Lorsque, à dix-huit ans, je me suis retrouvé seul plongé dans le grand bain, il a fallu que je travaille. Je me suis donc lancé dans la décoration de vitrines. Pour ma première œuvre sur la vitrine d’un bar parisien à Mirosménil, pendant toute une journée, j’ai essayé de peindre avec mes pinceaux et mon acrylique sur du verre, ce qui est quasiment impossible. À travers la vitre, je voyais la tête des piliers de bar et celle du taulier se décomposer. Il se demande si les 100 balles qu’il m’a donnés étaient justifiés. J’ai passé la nuit à réfléchir. Le lendemain, je suis allé au premier magazine d’arts graphiques que j’ai trouvé et j’ai découvert les Posca. De retour au bar, j’ai mis un grand coup de lame de rasoir pour enlever toute la peinture et je me suis mis à dessiner comme je le fais sur mes tableaux aujourd’hui. Quitte à passer pour un tocard, je me suis lâché et j’ai déroulé un monde en transparence qui se voyait des deux côtés. Ce jour-là, j’ai compris que techniquement le plus difficile était de travailler sur une vitrine, dans une rue commerçante, sous la pluie… Aujourd’hui, je peux travailler n’importe où, sur n’importe quel support, dans n’importe quelle condition. Je cherche et je trouve la solution.
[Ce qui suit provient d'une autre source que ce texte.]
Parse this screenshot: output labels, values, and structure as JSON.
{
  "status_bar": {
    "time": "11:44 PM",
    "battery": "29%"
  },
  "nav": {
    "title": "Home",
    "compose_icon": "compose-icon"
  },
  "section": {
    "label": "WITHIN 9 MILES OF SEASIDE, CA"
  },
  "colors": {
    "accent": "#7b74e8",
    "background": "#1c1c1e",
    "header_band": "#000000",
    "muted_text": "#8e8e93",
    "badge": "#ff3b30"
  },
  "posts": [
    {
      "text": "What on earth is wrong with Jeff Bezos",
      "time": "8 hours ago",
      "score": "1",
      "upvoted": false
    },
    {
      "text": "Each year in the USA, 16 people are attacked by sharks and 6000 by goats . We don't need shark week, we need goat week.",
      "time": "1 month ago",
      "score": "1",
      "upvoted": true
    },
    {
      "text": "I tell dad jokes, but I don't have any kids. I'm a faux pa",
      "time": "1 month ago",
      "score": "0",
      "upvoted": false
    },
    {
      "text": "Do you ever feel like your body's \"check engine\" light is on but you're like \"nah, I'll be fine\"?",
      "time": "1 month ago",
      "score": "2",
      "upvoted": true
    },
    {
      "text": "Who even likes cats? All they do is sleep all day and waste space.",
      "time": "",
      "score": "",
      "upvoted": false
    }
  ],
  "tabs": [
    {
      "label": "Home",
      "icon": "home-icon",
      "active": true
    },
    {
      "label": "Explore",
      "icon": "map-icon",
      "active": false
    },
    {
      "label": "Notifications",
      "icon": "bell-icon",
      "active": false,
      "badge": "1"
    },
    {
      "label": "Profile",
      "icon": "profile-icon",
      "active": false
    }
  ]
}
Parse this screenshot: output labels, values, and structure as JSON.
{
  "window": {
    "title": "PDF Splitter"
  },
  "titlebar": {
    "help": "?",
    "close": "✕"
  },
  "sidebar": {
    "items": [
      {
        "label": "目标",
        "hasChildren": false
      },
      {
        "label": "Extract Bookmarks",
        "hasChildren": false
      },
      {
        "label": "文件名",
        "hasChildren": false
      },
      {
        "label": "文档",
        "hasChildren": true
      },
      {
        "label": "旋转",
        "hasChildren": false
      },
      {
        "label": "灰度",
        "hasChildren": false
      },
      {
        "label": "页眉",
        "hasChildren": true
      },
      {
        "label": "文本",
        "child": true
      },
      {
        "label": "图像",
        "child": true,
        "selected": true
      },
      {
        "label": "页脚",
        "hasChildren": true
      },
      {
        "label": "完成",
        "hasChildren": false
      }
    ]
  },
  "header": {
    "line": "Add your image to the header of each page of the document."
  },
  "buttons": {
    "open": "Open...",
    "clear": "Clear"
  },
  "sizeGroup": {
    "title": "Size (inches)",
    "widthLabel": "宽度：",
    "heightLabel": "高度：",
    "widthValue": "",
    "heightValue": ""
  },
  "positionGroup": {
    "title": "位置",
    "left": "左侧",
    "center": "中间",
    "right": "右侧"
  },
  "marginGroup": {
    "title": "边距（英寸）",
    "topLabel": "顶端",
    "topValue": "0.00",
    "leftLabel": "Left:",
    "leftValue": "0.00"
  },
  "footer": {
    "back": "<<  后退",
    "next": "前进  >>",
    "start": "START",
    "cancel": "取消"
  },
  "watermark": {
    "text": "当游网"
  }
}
Vous testez pour trouver les bons outils…

Ma définition de l’artiste : une idée, une technique, un style. C’est comme cela que je fonctionne. Je travaille sur les idées, sur les images qui me viennent à l’esprit quand je réfléchis sur un sujet, mais aussi sur les techniques, les outils, les matériaux, les supports… et enfin sur le style. J’aimerais d’ailleurs travailler prochainement à l’huile, pour appréhender toutes les qualités et les effets de cette matière, mais aussi histoire d’aller titiller les artistes classiques. Mais ce n’est pas gagné, j’en suis loin [rire].

Quels sont vos projets ?

Carrément 100 pareil avec André Claude Canova, maître soyeux, pour la réalisation de 100 toiles revêtues de foulards. Vingtneuf ont déjà été réalisées. Ce projet qui va s’étaler sur toute l’année 2020, attire aujourd’hui les sponsors, certains s’étant déjà positionnés. Certaines œuvres sont même déjà vendues alors qu’elles ne sont ni finies, ni disponibles. On parle aussi d’une exposition au Musée des tissus de Lyon, une belle institution… Peut-être un mur dans le centre commercial de Créteil Soleil.